Davi Marcelgo
O ano de 1983 foi marcado pela regulamentação do futebol feminino no Brasil, prática proibida desde 1941, na Era Vargas. Aquele ano também foi sublinhado por Onda Nova – Gayvotas Futebol Clube da dupla Ícaro Martins e José Antonio Garcia, filme produzido no polo cinematográfico Boca do Lixo e exibido pela primeira vez na 7ª Mostra Internacional de Cinema em São Paulo, há 41 anos. Em 2024, o filme ganhou restauração graças à seleção para o Festival de Locarno (Suíça) e à união do trabalho da Cinemateca Brasileira junto à Martins, à família de Garcia e outros artistas e colaboradores. Além disso, teve duas sessões na 48ª Mostra Internacional de Cinema em São Paulo, na seção Retrospectiva.

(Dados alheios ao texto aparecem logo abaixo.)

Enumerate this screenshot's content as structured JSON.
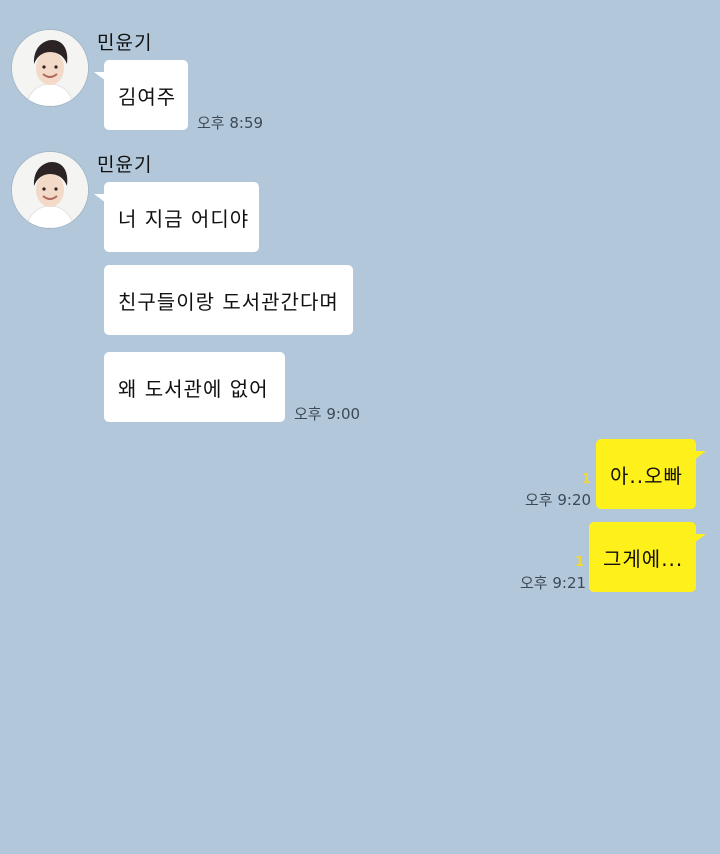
{
  "chat": {
    "groups": [
      {
        "sender": "민윤기",
        "messages": [
          {
            "text": "김여주",
            "time": "오후 8:59"
          }
        ]
      },
      {
        "sender": "민윤기",
        "messages": [
          {
            "text": "너 지금 어디야"
          },
          {
            "text": "친구들이랑 도서관간다며"
          },
          {
            "text": "왜 도서관에 없어",
            "time": "오후 9:00"
          }
        ]
      }
    ],
    "mine": [
      {
        "text": "아..오빠",
        "time": "오후 9:20",
        "unread": "1"
      },
      {
        "text": "그게에...",
        "time": "오후 9:21",
        "unread": "1"
      }
    ]
  },
  "colors": {
    "background": "#b2c7da",
    "incoming_bubble": "#ffffff",
    "outgoing_bubble": "#fef01b",
    "unread_count": "#f0d83a"
  },
  "icons": {
    "avatar": "profile-photo"
  }
}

Do gênero pornochanchada, o longa censurado pela Ditadura Militar é vibrante, seja nas cores ou nas histórias de cada personagem. Em 100 minutos, é possível amá-los, rir com eles e chorar. Mas estes sentimentos só podem ser sentidos porque os diretores dedicam inúmeras cenas – quase o filme todo para além do gramado – ao cotidiano e às relações amorosas do time e seus amantes. É difícil dar uma sinopse; seria uma história sobre emancipação feminina no futebol? Seria a descoberta da sexualidade? Ambos, mas sem dúvidas, se trata das peripécias de um grupo de amigos que se divertem e estão com os hormônios à flor da pele.

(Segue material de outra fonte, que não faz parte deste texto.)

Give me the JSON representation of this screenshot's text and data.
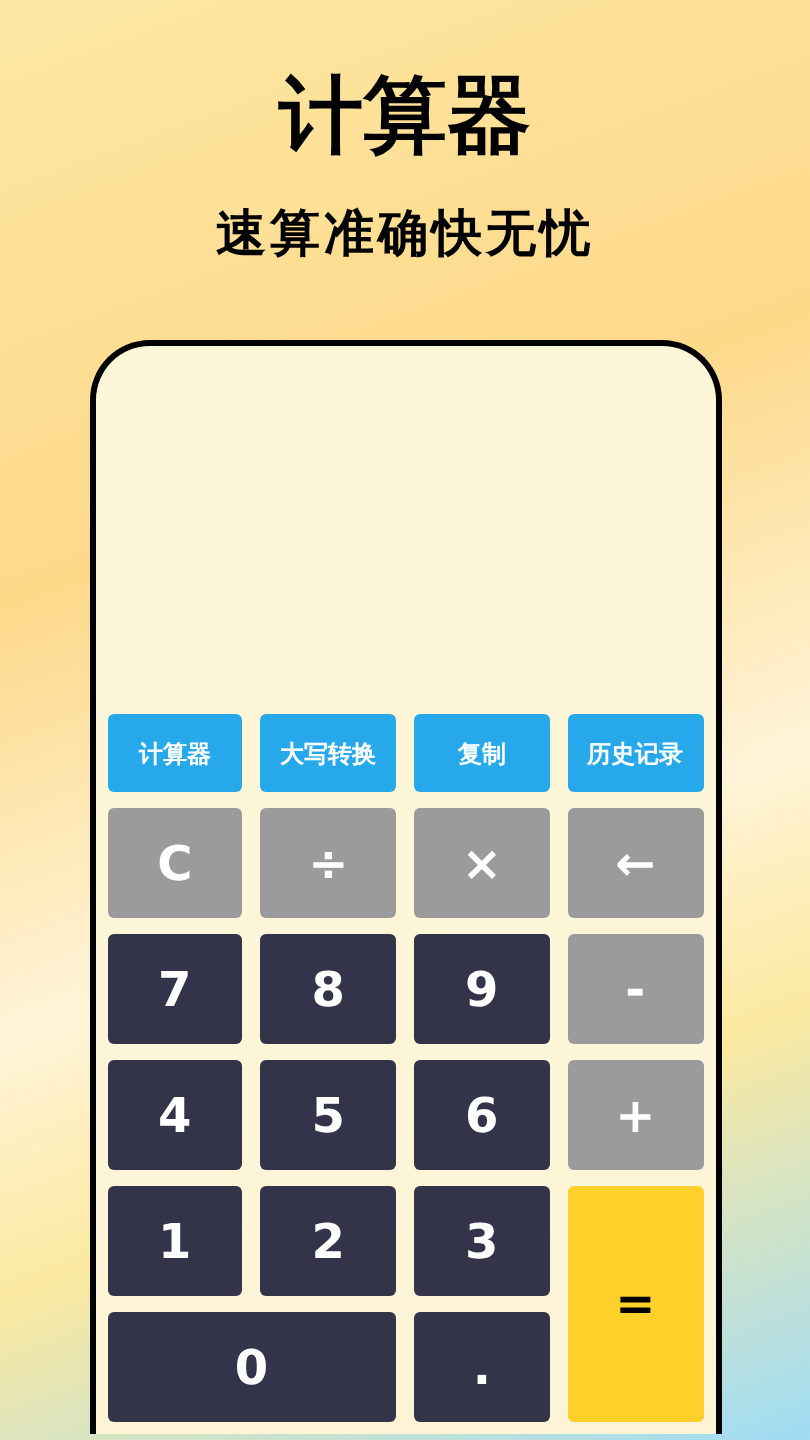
{
  "headline": "计算器",
  "tagline": "速算准确快无忧",
  "tool_tabs": [
    {
      "label": "计算器"
    },
    {
      "label": "大写转换"
    },
    {
      "label": "复制"
    },
    {
      "label": "历史记录"
    }
  ],
  "keys": [
    {
      "label": "C",
      "kind": "op"
    },
    {
      "label": "÷",
      "kind": "op"
    },
    {
      "label": "×",
      "kind": "op"
    },
    {
      "label": "←",
      "kind": "op"
    },
    {
      "label": "7",
      "kind": "digit"
    },
    {
      "label": "8",
      "kind": "digit"
    },
    {
      "label": "9",
      "kind": "digit"
    },
    {
      "label": "-",
      "kind": "op"
    },
    {
      "label": "4",
      "kind": "digit"
    },
    {
      "label": "5",
      "kind": "digit"
    },
    {
      "label": "6",
      "kind": "digit"
    },
    {
      "label": "+",
      "kind": "op"
    },
    {
      "label": "1",
      "kind": "digit"
    },
    {
      "label": "2",
      "kind": "digit"
    },
    {
      "label": "3",
      "kind": "digit"
    },
    {
      "label": "=",
      "kind": "equals"
    },
    {
      "label": "0",
      "kind": "zero"
    },
    {
      "label": ".",
      "kind": "digit"
    }
  ]
}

O corriqueiro é mergulhado em um realismo que apoia e contrasta com o visual berrante. O sexo é natural, seja com homem ou mulher; não tem espaço para gemidos irreais ou qualquer outro estímulo da pornografia hardcore. A experiência sensorial é guiada por dedos que passeiam por corpos, línguas que deslizam das costas para as nádegas e, principalmente, pelo vínculo entre público e personagens. É quase inacreditável que uma produção da década de 1980 seja dotada de tanto afeto e compreensão de casais homoafetivos. Aliás, bem mais que um entendimento da existência desses pares, é o reconhecimento da trivialidade.

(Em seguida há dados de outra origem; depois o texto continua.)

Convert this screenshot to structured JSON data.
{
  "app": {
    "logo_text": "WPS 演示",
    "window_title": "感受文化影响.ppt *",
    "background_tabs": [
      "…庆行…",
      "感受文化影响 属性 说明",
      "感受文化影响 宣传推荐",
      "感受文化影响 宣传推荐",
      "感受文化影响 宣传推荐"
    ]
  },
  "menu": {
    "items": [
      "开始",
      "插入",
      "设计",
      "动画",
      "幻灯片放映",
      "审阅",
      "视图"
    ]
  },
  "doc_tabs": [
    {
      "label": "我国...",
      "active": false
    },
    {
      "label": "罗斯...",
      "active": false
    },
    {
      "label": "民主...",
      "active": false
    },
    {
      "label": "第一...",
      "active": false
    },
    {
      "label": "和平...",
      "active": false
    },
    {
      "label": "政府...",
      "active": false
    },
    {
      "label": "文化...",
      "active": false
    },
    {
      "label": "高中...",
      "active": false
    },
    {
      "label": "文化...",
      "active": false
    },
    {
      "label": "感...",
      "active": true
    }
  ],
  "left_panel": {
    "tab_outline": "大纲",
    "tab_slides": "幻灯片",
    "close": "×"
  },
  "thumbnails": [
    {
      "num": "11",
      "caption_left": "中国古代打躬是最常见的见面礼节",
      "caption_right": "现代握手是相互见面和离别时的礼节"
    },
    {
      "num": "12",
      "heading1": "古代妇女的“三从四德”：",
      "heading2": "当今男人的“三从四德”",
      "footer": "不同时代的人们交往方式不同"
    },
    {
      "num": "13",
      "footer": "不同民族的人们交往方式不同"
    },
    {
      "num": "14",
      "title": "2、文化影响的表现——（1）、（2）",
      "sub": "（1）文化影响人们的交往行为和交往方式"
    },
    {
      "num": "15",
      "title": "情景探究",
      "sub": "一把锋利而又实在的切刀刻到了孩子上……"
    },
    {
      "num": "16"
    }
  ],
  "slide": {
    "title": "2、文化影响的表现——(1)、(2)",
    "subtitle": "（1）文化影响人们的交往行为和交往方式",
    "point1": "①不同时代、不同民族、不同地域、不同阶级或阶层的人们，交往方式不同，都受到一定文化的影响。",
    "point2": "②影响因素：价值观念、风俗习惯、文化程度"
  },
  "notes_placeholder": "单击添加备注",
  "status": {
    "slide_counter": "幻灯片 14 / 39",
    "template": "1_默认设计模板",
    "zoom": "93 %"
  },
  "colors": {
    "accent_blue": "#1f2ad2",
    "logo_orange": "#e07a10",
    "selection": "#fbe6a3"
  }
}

No banco traseiro de um táxi, nua, antes de transar com sua namorada, uma das personagens diz que “prefere sonhar”. A frase, por fim, ilustra a dinâmica entre espectador e filme, afinal, Cinema também não é sonho? É vestir a carcaça de vidas que não são suas, que você gostaria de viver e, quem sabe, morrer sendo assim. O contraste das cores, das roupas futuristas e oitentistas, e dos penteados ousados em relação à narrativa real compõem essa visão onírica desses personagens. Eles ‘trepam’, tomam cerveja à tarde, ouvem Michael Jackson, cantam Rita Lee, frequentam bares à noite e são sexy. É uma utopia gay, ainda mais no contexto que se insere.
Embora haja uma antítese entre real e ficção, o visual e a forma contribuem para a história, porque, embora a maneira como o sexo é filmado seja ‘banal’, as personagens e o enredo são excêntricos; uma juventude invejável e uma resposta para a opressão da ditadura, que já estava enxergando seu fim. Filmar as relações carnais deste modo, é, sem dúvidas, seguir os códigos do gênero, sobretudo, escancarar para a onda conservadora que nada disso é condenável ou antinatural, mas humano. Helena (Tânia Alves) canta que “agora vale tudo” e, realmente, em Onda Nova, tudo vale e nada é julgado ou moralizado.
Ao final de Onda Nova – Gayvotas Futebol Clube você vai querer fazer parte do time, jogar uma ‘pelada’, praticar adultério e conhecer muito mais dos amigos. Mas também vai lamentar, e muito, porque a pornochanchada teve uma vida curta e o vulgar desapareceu do Cinema popular, seja no Brasil ou no mundo. Atualmente, o sexo – quando tem – é curto, pragmático, sem tesão e as personagens LGBTQIAP+ são unidimensionais ou estereotipadas. A questão é que houve uma higiene nesse tipo de produção, claro que há motivos maiores como denúncia de abuso em sets, porém, majoritariamente tudo serve aos padrões de mercado. Felizmente, a história está sendo resgatada, é tempo de vestir o uniforme e hora de Gozar Outra Vez.